Suara itu berasal dari belakangku, lembut namun penuh ancaman. Itu suara seorang laki-laki.
"Lo tau gak sekarang jam berapa?" Terdengar tarikan napas kasar. "Sekarang udah lewat tengah malam. Berapa jam lagi kira-kira matahari bakalan terbit? Sayangnya, lo gak bakalan lihat itu lagi pagi ini."
Jika mendengar lebih jelas lagi, suara itu tidak asing bagiku. Aku mulai menduga hal yang aneh.
"Padahal gue udah kasih peringatan buat lo. Mati! Mati! Dan hadiah itu, bangkai anak tikus. Gimana? Lo suka hadiah dari gue cewek monster? Hahaha."
Jadi, orang jahat yang sedang bersamaku saat ini adalah orang yang sama dengan yang menerorku? Kegelisahanku semakin bertambah.

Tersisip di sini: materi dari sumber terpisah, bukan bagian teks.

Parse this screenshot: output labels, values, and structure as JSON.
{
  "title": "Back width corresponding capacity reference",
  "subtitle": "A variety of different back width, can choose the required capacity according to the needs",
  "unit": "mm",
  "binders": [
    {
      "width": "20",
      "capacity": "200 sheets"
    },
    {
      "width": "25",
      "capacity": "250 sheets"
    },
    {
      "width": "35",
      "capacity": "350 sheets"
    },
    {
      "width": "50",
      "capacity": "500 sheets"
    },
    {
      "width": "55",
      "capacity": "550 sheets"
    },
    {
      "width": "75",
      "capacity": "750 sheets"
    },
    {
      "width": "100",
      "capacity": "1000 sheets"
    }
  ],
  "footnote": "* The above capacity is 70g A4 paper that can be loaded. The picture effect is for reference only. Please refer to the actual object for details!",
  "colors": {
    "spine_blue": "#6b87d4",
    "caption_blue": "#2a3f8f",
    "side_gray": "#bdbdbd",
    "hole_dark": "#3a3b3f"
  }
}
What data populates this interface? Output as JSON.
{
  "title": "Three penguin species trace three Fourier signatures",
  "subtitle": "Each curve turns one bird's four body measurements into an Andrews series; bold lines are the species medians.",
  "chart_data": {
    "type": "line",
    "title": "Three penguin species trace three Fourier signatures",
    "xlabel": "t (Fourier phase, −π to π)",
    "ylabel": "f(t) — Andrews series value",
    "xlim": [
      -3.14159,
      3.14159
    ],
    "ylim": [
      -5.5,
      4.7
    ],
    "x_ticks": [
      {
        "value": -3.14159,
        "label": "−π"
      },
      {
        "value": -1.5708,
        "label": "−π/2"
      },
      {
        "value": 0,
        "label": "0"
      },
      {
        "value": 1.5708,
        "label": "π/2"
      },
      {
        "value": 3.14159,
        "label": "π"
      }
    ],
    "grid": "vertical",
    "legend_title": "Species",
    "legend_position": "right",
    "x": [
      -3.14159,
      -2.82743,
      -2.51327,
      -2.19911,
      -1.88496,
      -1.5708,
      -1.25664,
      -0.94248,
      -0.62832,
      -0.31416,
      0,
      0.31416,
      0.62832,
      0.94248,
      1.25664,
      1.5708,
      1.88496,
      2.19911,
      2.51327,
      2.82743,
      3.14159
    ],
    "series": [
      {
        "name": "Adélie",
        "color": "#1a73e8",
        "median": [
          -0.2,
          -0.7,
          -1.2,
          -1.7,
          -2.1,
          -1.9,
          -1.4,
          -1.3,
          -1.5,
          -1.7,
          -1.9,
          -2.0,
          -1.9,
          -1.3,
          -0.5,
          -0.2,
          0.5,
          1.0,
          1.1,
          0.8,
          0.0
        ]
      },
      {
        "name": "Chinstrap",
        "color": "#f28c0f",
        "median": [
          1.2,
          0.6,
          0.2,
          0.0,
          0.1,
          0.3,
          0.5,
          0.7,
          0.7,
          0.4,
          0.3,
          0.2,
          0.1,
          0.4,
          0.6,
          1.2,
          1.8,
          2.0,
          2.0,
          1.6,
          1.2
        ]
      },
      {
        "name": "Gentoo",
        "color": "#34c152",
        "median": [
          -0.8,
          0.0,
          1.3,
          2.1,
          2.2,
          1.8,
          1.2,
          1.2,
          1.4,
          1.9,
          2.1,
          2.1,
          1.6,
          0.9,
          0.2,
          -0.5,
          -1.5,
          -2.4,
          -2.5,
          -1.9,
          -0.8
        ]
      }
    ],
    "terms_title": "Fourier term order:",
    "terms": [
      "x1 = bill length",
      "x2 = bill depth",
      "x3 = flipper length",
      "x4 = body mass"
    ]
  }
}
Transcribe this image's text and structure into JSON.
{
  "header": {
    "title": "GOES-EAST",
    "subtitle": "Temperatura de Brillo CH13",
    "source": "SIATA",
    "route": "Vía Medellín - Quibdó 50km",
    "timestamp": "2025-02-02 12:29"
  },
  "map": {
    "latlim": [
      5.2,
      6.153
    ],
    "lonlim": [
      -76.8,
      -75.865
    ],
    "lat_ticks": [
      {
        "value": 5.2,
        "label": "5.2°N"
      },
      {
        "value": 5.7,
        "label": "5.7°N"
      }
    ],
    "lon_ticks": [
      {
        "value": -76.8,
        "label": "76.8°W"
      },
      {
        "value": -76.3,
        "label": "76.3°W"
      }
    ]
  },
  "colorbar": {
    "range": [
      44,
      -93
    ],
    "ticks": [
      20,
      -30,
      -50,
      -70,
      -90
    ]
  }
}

"Lo bakalan jadi kayak anak tikus itu. Mati! Mati!" bisiknya tepat di telingaku.
Bulu kudukku meremang. Rasa takutku berpuncak. Orang yang ada di belakangku ini, ingin aku mati. Bagaimana ini?
"Mati! Mati! Mati! Mati! Mati!" ulangnya lagi seolah belum cukup menakutiku.
Kenapa dia ingin sekali aku mati? Apa aku pernah membuat kesalahan besar untuknya? Apa mungkin ... dia ingin membalas dendam karena aku anak seorang pembunuh? Apa dia keluarga salah-satu korban? Namun, kenapa harus aku sasarannya? Kenapa harus hari ini setelah tadi siang aku diguncangkan dengan tuduhan sebagai pembunuh? Kenapa semua hal tak menyenangkan datang di waktu bersamaan? Kenapa? Aku ingin jeda.
Orang itu kini berjalan di depanku. Tubuhnya terbalut hoodie hitam, wajahnya tertutup masker hitam, tambah topi di kepalanya. Serba hitam. Postur tubuhnya, suaranya, aku yakin aku mengenalinya. Tetapi, seperti ada gelengan dalam diriku dan mengatakan tidak mungkin.